Pero resulta que uno se traiciona: resulta que yendo del exDF a la capital jalisciense poco antes de que falte una hora para llegar se lee el letrero de “Bienvenidos a Jalisco”. Y ahí uno se pone a creer –ingenuamente– que está entrando a territorio menos inseguro pues quedan atrás las entradas a zonas michoacanas secuestradas por ya saben quienes.
¿Entras a territorio jalisciense desde Michoacán y te sientes seguro? Véselo a contar a la familia que hace unas semanas transitaba por la región de los Altos de Jalisco –lejos pero no tan lejos de la zona por donde se llega a La Perla desde México vía Morelia– y que de repente “desapareció”.
Esa familia –bebé incluida– también viajaba desde Ciudad de México. Ignoro si se sentían seguros habiendo entrado a su estado. Pero lo cierto es que su rastro se perdió en la zona de Acatic. Sus seres queridos se movilizaron, hicieron todo el ruido del que fueron capaces en las redes sociales y los “desaparecidos” terminaron por “aparecer”. Ay, el lenguaje.

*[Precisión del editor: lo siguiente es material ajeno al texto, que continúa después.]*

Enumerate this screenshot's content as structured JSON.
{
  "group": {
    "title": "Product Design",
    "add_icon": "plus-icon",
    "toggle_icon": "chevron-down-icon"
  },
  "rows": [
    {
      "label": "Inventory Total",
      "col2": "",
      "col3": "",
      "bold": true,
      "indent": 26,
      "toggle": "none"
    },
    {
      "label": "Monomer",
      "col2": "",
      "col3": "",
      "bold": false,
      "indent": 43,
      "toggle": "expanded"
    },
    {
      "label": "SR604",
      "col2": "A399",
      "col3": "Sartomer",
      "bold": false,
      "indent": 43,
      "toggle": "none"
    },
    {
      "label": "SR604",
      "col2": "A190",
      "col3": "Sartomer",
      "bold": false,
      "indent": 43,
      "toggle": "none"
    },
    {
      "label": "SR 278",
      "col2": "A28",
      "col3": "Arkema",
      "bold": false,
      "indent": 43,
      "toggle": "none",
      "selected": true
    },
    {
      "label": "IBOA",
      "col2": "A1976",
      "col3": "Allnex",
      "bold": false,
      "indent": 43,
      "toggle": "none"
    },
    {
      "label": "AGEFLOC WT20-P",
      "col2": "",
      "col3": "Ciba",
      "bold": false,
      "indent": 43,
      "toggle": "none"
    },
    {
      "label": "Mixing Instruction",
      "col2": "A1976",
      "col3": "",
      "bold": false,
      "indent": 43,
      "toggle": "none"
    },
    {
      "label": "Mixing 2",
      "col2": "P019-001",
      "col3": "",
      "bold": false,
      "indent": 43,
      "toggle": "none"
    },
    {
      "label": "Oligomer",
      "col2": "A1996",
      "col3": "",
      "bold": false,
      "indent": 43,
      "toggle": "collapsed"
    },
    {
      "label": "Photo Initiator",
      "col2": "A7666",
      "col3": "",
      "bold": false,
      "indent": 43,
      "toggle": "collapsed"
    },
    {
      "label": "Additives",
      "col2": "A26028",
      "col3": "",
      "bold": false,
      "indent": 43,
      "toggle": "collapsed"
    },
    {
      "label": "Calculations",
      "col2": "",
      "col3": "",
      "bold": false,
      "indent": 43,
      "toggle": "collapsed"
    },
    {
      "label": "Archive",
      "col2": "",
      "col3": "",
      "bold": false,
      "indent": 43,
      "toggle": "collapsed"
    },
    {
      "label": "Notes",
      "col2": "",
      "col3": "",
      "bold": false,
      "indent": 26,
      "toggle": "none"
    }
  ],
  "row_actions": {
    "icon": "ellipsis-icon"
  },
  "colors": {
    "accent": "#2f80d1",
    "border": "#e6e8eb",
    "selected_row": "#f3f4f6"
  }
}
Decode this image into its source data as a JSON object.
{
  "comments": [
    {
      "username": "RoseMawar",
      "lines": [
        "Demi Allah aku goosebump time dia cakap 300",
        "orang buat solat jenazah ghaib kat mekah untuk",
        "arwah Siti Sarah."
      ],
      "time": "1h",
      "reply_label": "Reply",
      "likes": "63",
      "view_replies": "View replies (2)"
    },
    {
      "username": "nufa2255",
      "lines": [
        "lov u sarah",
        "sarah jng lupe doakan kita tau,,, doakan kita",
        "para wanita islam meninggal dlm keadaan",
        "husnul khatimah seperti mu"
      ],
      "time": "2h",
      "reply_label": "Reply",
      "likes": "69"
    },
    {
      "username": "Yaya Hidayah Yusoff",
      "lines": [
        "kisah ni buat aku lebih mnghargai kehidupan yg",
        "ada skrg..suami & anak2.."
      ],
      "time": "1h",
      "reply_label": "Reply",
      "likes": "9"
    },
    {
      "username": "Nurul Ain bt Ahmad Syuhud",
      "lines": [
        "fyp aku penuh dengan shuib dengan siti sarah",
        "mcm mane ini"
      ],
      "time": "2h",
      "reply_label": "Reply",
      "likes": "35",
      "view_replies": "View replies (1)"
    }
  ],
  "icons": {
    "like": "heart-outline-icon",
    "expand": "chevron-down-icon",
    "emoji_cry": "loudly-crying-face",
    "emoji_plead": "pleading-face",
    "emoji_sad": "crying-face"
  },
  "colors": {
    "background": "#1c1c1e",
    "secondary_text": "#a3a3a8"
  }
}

Allá en Jalisco activistas y colegas hace tiempo que dejaron de decir “desaparecieron”: dicen “fueron desaparecidos”. Conjugan el verbo a su realidad más puntual: no hay magia, hay crimen. No existen las desapariciones, existen los criminales (y policías) que detienen personas, las retienen y les impiden volver a casa. A veces nunca más se sabrá de los “desaparecidos”, a veces milagrosamente “aparecen”.
Otra vez. No es milagro. No “aparecen”. O los sueltan porque el riesgo es más alto que la ganancia (debido a las protestas) o por otras razones (¿negociación?, ¿está volviendo la industria del rescate?).
En ocasiones regresan porque, paradójicamente, las mafias que se las llevaron son “profesionales” y, por tanto, se puede “negociar” con ellas. Puras palabras que no debieran usarse en este contexto pero que nos hemos acostumbrado a que no quieren decir lo que deben significar: porque ni modo de aceptar que negociar con criminales es un término adecuado en un Estado de derecho.
Dos hermanos que desaparecieron en Ciudad Granja han aparecido. Es una alegría para sus familias y sus amigos. Pero como no hay garantía de que sus captores serán debidamente procesados, pues qué bueno por ellos, pero en este realismo trágico no queda más que rezar para que haya más “aparecidos”. Y así en todo México.